The treatment of astroblastoma is not well-established owing to its rarity but surgery continues to play a vital role in the management of this condition. Complete resection is curative in low-grade cases [30, 31, 33]. In contrast to this, high-grade astroblastomas have a worse prognosis due to higher recurrence rates and more rapid progression and invasion of local brain regions [16, 19]. More aggressive treatment and close follow-up are warranted in these cases [8, 22, 30, 33, 34]. It is also suggested that the extent of peritumoral edema or peritumoral T2 hyperintensity associated with an astroblastoma on MRI may also be a feature predictive of recurrence, independent of the grade of tumor [35]. Radiotherapy has been recognized as an important adjuvant therapy in a number of high-grade astroblastoma cases [19, 29, 32], as well as following the recurrence of a low-grade lesion [30]. This differs from the treatment of ependymoma where the current standard of treatment utilizes radiotherapy in all cases, not just high-grade or recurrent cases, further highlighting the importance of accurately differentiating these two tumor types [13].

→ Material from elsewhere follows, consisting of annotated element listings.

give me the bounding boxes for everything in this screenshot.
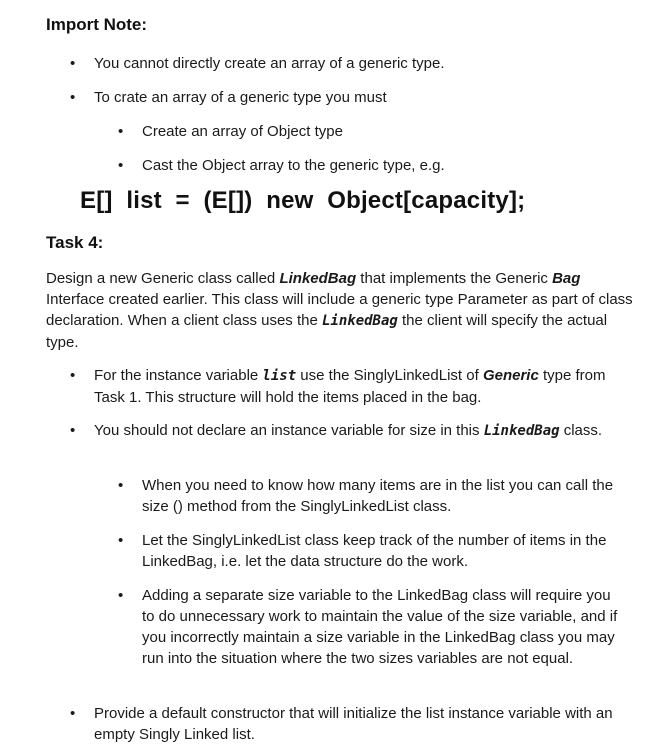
list-item-text: To crate an array of a generic type you must xyxy=(94,89,387,106)
bullet-icon: • xyxy=(70,422,76,439)
text-run: type from Task 1. This structure will hold the items placed in the bag. xyxy=(94,367,606,406)
list-code-term: list xyxy=(262,368,297,384)
task4-paragraph xyxy=(46,268,636,353)
text-run: class. xyxy=(559,422,603,439)
list-item-text: Cast the Object array to the generic type, e.g. xyxy=(142,157,445,174)
list-item-text: Provide a default constructor that will initialize the list instance variable with an empty Singly Linked list. xyxy=(94,705,613,743)
generic-term: Generic xyxy=(482,367,539,384)
list-item-text xyxy=(94,365,624,408)
bullet-icon: • xyxy=(118,477,124,494)
bullet-icon: • xyxy=(70,705,76,722)
text-run: use the SinglyLinkedList of xyxy=(296,367,483,384)
bullet-icon: • xyxy=(118,157,124,174)
text-run: Design a new Generic class called xyxy=(46,270,280,287)
text-run: You should not declare an instance variable for size in this xyxy=(94,422,484,439)
task4-heading: Task 4: xyxy=(46,233,104,252)
list-item-text: Adding a separate size variable to the LinkedBag class will require you to do unnecessary work to maintain the value of the size variable, and if you incorrectly maintain a size variable in the LinkedBag class you may run into the situation where the two sizes variables are not equal. xyxy=(142,587,618,667)
text-run: Interface created earlier. This class will include a generic type Parameter as part of class declaration. When a client class uses the xyxy=(46,291,633,329)
code-example: E[] list = (E[]) new Object[capacity]; xyxy=(80,187,526,214)
bag-term: Bag xyxy=(552,270,581,287)
bullet-icon: • xyxy=(70,367,76,384)
linkedbag-code-term: LinkedBag xyxy=(483,423,560,439)
bullet-icon: • xyxy=(118,532,124,549)
list-item-text: Create an array of Object type xyxy=(142,123,343,140)
text-run: that implements the Generic xyxy=(356,270,553,287)
bullet-icon: • xyxy=(70,55,76,72)
list-item-text: When you need to know how many items are in the list you can call the size () method from the SinglyLinkedList class. xyxy=(142,477,614,515)
linkedbag-code-term: LinkedBag xyxy=(321,313,398,329)
bullet-icon: • xyxy=(118,123,124,140)
text-run: the client will specify the actual type. xyxy=(46,312,608,351)
text-run: For the instance variable xyxy=(94,367,263,384)
bullet-icon: • xyxy=(118,587,124,604)
linkedbag-term: LinkedBag xyxy=(279,270,357,287)
list-item-text xyxy=(94,420,624,442)
bullet-icon: • xyxy=(70,89,76,106)
list-item-text: Let the SinglyLinkedList class keep track of the number of items in the LinkedBag, i.e. let the data structure do the work. xyxy=(142,532,607,570)
import-note-heading: Import Note: xyxy=(46,15,148,34)
list-item-text: You cannot directly create an array of a generic type. xyxy=(94,55,445,72)
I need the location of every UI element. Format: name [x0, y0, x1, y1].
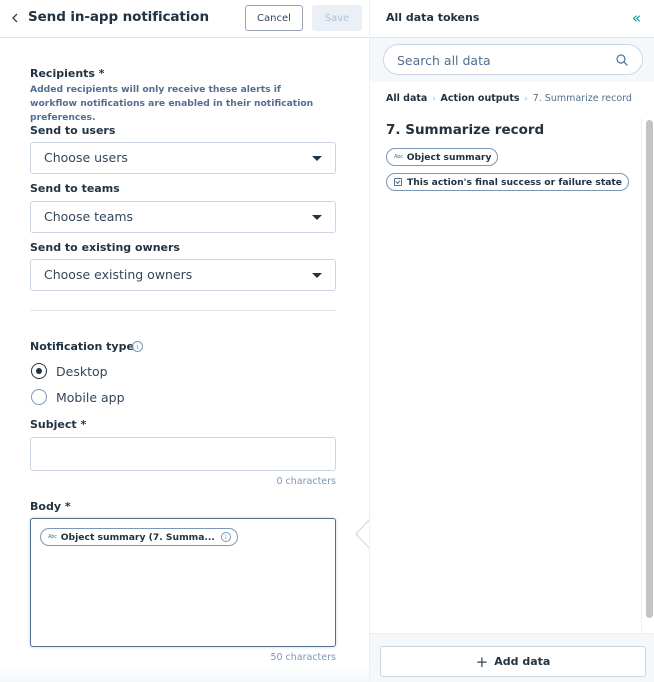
search-bar-area	[370, 38, 654, 82]
token-final-state[interactable]	[386, 173, 629, 191]
caret-down-icon	[312, 215, 322, 220]
send-to-teams-placeholder: Choose teams	[44, 209, 134, 224]
breadcrumb-separator-icon: ›	[432, 94, 436, 103]
caret-down-icon	[312, 156, 322, 161]
body-label: Body *	[30, 500, 71, 513]
data-tokens-panel	[369, 0, 654, 682]
token-label: Object summary	[406, 151, 492, 163]
data-panel-footer	[370, 633, 654, 682]
search-icon[interactable]	[616, 54, 628, 66]
notification-type-label: Notification type	[30, 340, 134, 353]
breadcrumb-all-data[interactable]: All data	[386, 93, 428, 104]
add-data-button[interactable]	[380, 646, 646, 677]
add-data-label: Add data	[494, 655, 551, 668]
subject-char-count: 0 characters	[276, 476, 336, 487]
radio-mobile-app-label: Mobile app	[56, 389, 125, 405]
send-to-users-label: Send to users	[30, 124, 116, 137]
send-to-owners-select[interactable]	[30, 259, 336, 291]
token-object-summary[interactable]	[386, 148, 498, 166]
plus-icon: +	[475, 652, 489, 671]
token-list	[370, 113, 640, 633]
info-icon[interactable]: i	[221, 532, 231, 542]
text-type-icon: Abc	[48, 534, 57, 540]
data-panel-title: All data tokens	[386, 11, 480, 24]
send-to-owners-placeholder: Choose existing owners	[44, 267, 193, 282]
editor-header	[0, 0, 369, 38]
bottom-fade	[0, 665, 369, 682]
page-title: Send in-app notification	[28, 9, 209, 25]
radio-button-unchecked[interactable]	[31, 389, 47, 405]
back-chevron-icon[interactable]	[9, 9, 21, 27]
recipients-help-text: Added recipients will only receive these alerts if workflow notifications are enabled in their notification preferences.	[30, 84, 314, 123]
collapse-icon[interactable]: «	[631, 9, 641, 27]
send-to-users-select[interactable]	[30, 142, 336, 174]
token-label: This action's final success or failure state	[407, 176, 623, 188]
subject-input[interactable]	[30, 437, 336, 471]
popover-pointer	[355, 519, 370, 549]
body-token-chip[interactable]	[40, 528, 238, 546]
save-button[interactable]: Save	[312, 5, 362, 31]
search-input[interactable]	[397, 51, 607, 69]
scrollbar-thumb[interactable]	[646, 120, 653, 618]
body-char-count: 50 characters	[270, 652, 336, 663]
status-check-icon	[394, 178, 402, 186]
radio-desktop[interactable]	[31, 363, 108, 379]
recipients-label: Recipients *	[30, 67, 105, 80]
info-icon[interactable]: i	[132, 341, 143, 352]
subject-label: Subject *	[30, 418, 87, 431]
send-to-owners-label: Send to existing owners	[30, 241, 180, 254]
scrollbar[interactable]	[641, 118, 654, 633]
cancel-button[interactable]: Cancel	[245, 5, 303, 31]
radio-mobile-app[interactable]	[31, 389, 125, 405]
data-panel-header	[370, 0, 654, 38]
send-to-teams-select[interactable]	[30, 201, 336, 233]
caret-down-icon	[312, 273, 322, 278]
section-divider	[30, 310, 336, 311]
send-to-users-placeholder: Choose users	[44, 150, 128, 165]
body-token-label: Object summary (7. Summa...	[60, 531, 215, 543]
body-editor[interactable]	[30, 518, 336, 647]
send-to-teams-label: Send to teams	[30, 182, 120, 195]
breadcrumb	[386, 93, 632, 104]
section-title: 7. Summarize record	[386, 122, 545, 138]
breadcrumb-current: 7. Summarize record	[532, 93, 632, 104]
breadcrumb-separator-icon: ›	[524, 94, 528, 103]
search-box[interactable]	[383, 44, 643, 75]
breadcrumb-action-outputs[interactable]: Action outputs	[440, 93, 520, 104]
text-type-icon: Abc	[394, 154, 403, 160]
radio-desktop-label: Desktop	[56, 363, 108, 379]
radio-button-checked[interactable]	[31, 363, 47, 379]
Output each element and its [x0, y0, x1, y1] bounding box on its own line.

Ahmed et al. performed a retrospective analysis involving two hundred and thirty-nine patients with astroblastoma and noted a median overall survival of 55 months in patients receiving treatment. They also noted a decreased survival associated with increasing age at presentation. Though not yet proven, it is suggested that this may be associated with genetic differences in these tumors akin to the differences observed between glioblastoma cases seen in pediatric versus adult populations [5]. Though the majority of astroblastomas present in a supratentorial location, infratentorial tumors were shown to have a better prognosis [5].

4. Conclusion

Astroblastomas are rare, potentially curable primary brain tumors which can be difficult to diagnose. The literature often refers to this as a tumor frequently found in pediatric and young adult populations; however our patient presented with this tumor at 73 years of age. In our review we note many cases of astroblastoma reported which present in adults with some series showing a higher incidence in the adult population. The occurrence of this tumor in the elderly is also well described. We propose that this tumor is better referred to as a primary brain tumor presenting frequently in both pediatric and adult populations. This change in thinking will favor considering astroblastoma in the differential diagnosis when assessing adult patients who present with imaging findings characteristic of this rare tumor. In doing so, we may avoid any possible delays in diagnosis or misdiagnosis that might occur when overlooking this tumor as a potential primary brain neoplasm affecting adults.

Competing Interests

All authors certify that they have no affiliations with or involvement in any organization or entity with any financial interest (such as honoraria; educational grants; participation in speakers’ bureaus; membership, employment, consultancies, stock ownership, or other equity interest; and expert testimony or patent-licensing arrangements) or nonfinancial interest (such as personal or professional relationships, affiliations, knowledge, or beliefs) in the subject matter or materials discussed in this manuscript.

Acknowledgments

The authors would like to thank Dr. Arie Perry from the Department of Pathology, University of California, San Francisco, for his assistance in histological examination and diagnosis in this case.